Calculating the percentage difference

This may be more of a semantics issue than a math question, but I want to make sure.

How does one calculate the percentage difference between two numbers? I looked at a few math websites and I get different answers. Some calculate the percentage increase, and others the percentage decrease.

If I was given a task to calculate the percentage difference between sets of two numbers, how would I go about giving the corrects figures?

For example, if my first numbers were comparing 5 and 10, there is a 100% increase from 5 to 10, but a 50% decrease from 10 to 5.

Is there a commonly accepted way to compare the difference in % between two numbers that doesn’t involve knowing if there was an increase or decrease?

That’s just the nature of the beast. It comes up in retail with margins and markup. If a product retails for $10 and costs $5 wholesale it sells at a 50% margin and is a 100% markup.

Just make sure that you use the write words to describe the numbers. For example, if gas is $2.50 now and was $2.00 last year you can say either gas was 20% cheaper last year or the gas price increased 25% this year over last.

You have to establish the baseline, as it were, to which you will be comparing other things - otherwise comparison isn’t really meaningful. The moment you’ve done that, it becomes simple: either the first number is 100% more than the second (in which case the second number is the baseline) or the second number is 50% less than the first (in which case the baseline is the first number).

It all depends on how to want to present your data, and I’m not aware of any established way of doing it.

Indeed. :wink:

It’s not a question of increase or decrease, it’s a question of which number you’re taking the percentage of. Asking the percentage difference between 5 and 10 is meaningless. You have ask the percentage difference of what.

The difference between 5 and 10 is 5, right?
5 against a base of 5 is 100%, so from 5 to 10 is a 100% change. It also happens to be an increase.
5 against a base of 10 is 50%, so from 10 to 5 is a 50% change. It also happens to be a decrease.

Let me ask the question of the OP in a simpler way. Is 5 less than 10, or is 10 greater than 5?

Answer: both are true, it’s not either/or. But of the two ways of saying it, one makes more sense in the larger context of why you’re comparing them in the first place.

Once you know why, you’ll know which comparison to make & hence which percentage to calculate.

Always compare to the initial value or the true value (if you are doing an experiment). Never compare to the final value or the number you obtained as a result of experimentation.
If the price went up from $2.00 to $2.50, the percent difference would be 0.50/2.00.
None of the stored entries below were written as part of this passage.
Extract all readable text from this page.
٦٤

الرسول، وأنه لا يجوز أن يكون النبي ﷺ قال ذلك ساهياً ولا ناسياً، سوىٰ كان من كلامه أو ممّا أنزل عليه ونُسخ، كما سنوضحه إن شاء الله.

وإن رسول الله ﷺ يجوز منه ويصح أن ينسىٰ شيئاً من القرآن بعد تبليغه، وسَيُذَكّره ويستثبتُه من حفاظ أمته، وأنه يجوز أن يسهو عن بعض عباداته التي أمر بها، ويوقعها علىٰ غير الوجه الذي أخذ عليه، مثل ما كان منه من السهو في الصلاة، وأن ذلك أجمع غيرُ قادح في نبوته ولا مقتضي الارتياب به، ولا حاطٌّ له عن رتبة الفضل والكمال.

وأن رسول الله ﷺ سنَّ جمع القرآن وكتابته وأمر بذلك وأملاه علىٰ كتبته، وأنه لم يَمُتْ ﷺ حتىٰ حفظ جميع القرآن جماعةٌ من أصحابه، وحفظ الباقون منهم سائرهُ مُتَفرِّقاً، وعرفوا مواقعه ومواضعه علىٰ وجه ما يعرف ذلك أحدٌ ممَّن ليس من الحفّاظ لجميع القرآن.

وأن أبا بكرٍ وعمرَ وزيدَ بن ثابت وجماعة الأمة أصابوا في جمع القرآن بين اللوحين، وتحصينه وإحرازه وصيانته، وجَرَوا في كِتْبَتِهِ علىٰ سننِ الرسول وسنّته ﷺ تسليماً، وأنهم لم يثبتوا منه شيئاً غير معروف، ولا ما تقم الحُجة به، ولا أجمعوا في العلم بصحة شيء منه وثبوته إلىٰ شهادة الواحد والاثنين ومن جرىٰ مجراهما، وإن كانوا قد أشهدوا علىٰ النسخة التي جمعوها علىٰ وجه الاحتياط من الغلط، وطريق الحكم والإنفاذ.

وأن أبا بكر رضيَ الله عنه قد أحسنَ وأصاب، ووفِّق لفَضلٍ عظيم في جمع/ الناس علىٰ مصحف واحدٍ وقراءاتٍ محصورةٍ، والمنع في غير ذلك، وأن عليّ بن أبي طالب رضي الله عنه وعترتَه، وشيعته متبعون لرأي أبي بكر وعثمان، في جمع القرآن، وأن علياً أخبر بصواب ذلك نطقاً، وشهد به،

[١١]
And if you derive these numbers as part of your job the correct answer is which ever makes your boss look better. So in the same report you can say “sales are currently 20% higher than last year’s volumes” (dividing difference by past figure) and “bad debts were 33% higher last year” (dividing difference by present figure).

Just a note:

The problem noted in the OP can be avoided by using logarithmic scales for ratiometric comparisons.

The ratio between 5 Watts and 10 Watts is 3dB, or -3dB if you view it the other way. The sign tells you if there was an increase or decrease, and the number tells you the ratio between the two.